United States v. Google, Inc., Case No. 5:12-cv-04177-HRL, FTC Docket No. C-4336 (N.D. Cal. Aug. 8, 2012).

  • Complaint (full-text)
  • [Proposed] Stipulated Order For Permanent Injunction and Civil Penalty Judgment (full-text)
  • Statement of the Commission (full-text)
  • Dissenting Statement of Commissioner Rosch (full-text)

Complaint Edit

The FTC charged that for several months in 2011 and 2012, Google placed a certain advertising tracking cookie on the computers of Safari users who visited sites within Google's DoubleClick advertising network, although Google had previously told these users they would automatically be opted out of such tracking, as a result of the default settings of the Safari browser used in Macs, iPhones and iPads.

According to the complaint, Google specifically told Safari users that because the Safari browser is set by default to block third-party cookies, as long as users do not change their browser settings, this setting "effectively accomplishes the same thing as [ opting out of this particular Google advertising tracking cookie ]." In addition, Google represented that it is a member of an industry group called the Network Advertising Initiative, which requires members to adhere to its self-regulatory code of conduct, including disclosure of their data collection and use practices.

Despite these promises, the FTC charged that Google placed advertising tracking cookies on consumers' computers, in many cases by circumventing the Safari browser's default cookie-blocking setting.
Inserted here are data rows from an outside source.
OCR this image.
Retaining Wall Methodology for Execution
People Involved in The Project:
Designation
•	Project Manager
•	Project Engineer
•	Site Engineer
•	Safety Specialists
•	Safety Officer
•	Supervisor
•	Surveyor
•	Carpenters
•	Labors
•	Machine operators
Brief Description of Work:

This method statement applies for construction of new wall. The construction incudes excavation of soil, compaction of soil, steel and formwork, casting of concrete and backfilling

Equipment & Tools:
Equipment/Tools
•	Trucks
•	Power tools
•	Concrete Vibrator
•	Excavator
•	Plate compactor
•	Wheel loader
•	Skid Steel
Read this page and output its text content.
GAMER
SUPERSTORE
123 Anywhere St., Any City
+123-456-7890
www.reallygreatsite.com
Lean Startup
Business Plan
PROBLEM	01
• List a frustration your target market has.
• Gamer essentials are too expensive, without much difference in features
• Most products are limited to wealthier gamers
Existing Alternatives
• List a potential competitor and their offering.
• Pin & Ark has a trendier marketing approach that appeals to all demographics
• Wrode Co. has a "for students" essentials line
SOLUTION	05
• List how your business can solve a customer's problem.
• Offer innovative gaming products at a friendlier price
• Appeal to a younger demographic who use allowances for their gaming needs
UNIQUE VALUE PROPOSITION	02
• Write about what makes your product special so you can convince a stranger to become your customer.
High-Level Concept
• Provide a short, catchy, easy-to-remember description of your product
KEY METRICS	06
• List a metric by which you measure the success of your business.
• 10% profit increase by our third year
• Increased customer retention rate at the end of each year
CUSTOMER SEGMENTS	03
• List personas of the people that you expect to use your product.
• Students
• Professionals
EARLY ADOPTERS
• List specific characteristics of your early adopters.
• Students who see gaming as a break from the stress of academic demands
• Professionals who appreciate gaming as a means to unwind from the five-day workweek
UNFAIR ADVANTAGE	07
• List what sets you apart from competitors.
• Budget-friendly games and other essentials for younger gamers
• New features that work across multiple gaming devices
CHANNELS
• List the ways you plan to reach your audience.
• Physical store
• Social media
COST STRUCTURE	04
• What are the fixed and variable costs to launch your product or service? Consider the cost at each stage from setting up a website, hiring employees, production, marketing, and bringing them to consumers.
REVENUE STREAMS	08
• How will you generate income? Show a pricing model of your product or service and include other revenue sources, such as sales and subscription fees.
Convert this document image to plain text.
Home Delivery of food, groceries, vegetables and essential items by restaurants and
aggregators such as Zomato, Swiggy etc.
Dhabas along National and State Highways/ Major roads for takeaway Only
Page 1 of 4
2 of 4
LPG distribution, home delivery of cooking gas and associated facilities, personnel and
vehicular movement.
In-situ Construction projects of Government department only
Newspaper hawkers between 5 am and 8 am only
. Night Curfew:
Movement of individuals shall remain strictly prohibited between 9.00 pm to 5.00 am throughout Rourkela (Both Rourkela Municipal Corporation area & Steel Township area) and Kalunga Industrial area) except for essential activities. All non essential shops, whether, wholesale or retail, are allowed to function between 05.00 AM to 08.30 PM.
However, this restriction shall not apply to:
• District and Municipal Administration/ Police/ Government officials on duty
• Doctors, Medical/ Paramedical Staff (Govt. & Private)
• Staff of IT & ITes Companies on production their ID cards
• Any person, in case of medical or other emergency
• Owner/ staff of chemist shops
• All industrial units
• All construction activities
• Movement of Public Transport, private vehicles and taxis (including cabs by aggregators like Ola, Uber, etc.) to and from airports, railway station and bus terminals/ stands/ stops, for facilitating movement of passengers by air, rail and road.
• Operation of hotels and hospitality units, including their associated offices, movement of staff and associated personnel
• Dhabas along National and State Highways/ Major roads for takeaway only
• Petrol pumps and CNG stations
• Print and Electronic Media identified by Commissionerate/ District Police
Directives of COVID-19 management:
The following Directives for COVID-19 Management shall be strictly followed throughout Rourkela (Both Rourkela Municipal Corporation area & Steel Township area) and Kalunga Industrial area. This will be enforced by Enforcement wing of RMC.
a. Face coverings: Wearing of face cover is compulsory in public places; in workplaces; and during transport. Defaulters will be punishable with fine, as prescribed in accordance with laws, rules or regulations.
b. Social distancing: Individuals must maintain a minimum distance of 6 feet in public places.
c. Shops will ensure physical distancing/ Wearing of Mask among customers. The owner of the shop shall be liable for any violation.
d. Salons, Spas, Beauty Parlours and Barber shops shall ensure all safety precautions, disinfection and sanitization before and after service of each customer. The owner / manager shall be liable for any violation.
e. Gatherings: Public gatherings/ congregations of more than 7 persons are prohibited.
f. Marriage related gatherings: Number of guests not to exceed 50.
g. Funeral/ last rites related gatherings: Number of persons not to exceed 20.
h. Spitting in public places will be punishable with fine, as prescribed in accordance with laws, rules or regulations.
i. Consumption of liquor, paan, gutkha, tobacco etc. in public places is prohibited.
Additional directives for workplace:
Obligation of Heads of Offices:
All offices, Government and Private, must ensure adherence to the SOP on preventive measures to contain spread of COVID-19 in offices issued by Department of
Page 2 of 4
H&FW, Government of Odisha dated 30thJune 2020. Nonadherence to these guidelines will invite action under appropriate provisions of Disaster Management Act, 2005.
Google exploited an exception to the browser's default setting to place a temporary cookie from the DoubleClick domain. Because of the particular operation of the Safari browser, that initial temporary cookie opened the door to all cookies from the DoubleClick domain, including the Google advertising tracking cookie that Google had represented would be blocked from Safari browsers.

The FTC charged that Google's misrepresentations violated a settlement it reached with the agency in October 2011, which barred Google from — among other things — misrepresenting the extent to which consumers can exercise control over the collection of their information. The earlier settlement resolved FTC charges that Google used deceptive tactics and violated its privacy promises when it launched its social network, Google Buzz.

[Proposed] Stipulated Order Edit

Google agreed to pay a record $22.5 million civil penalty to settle the complaint. In addition to the civil penalty, the order requires Google to disable all the tracking cookies it had said it would not place on consumers computers.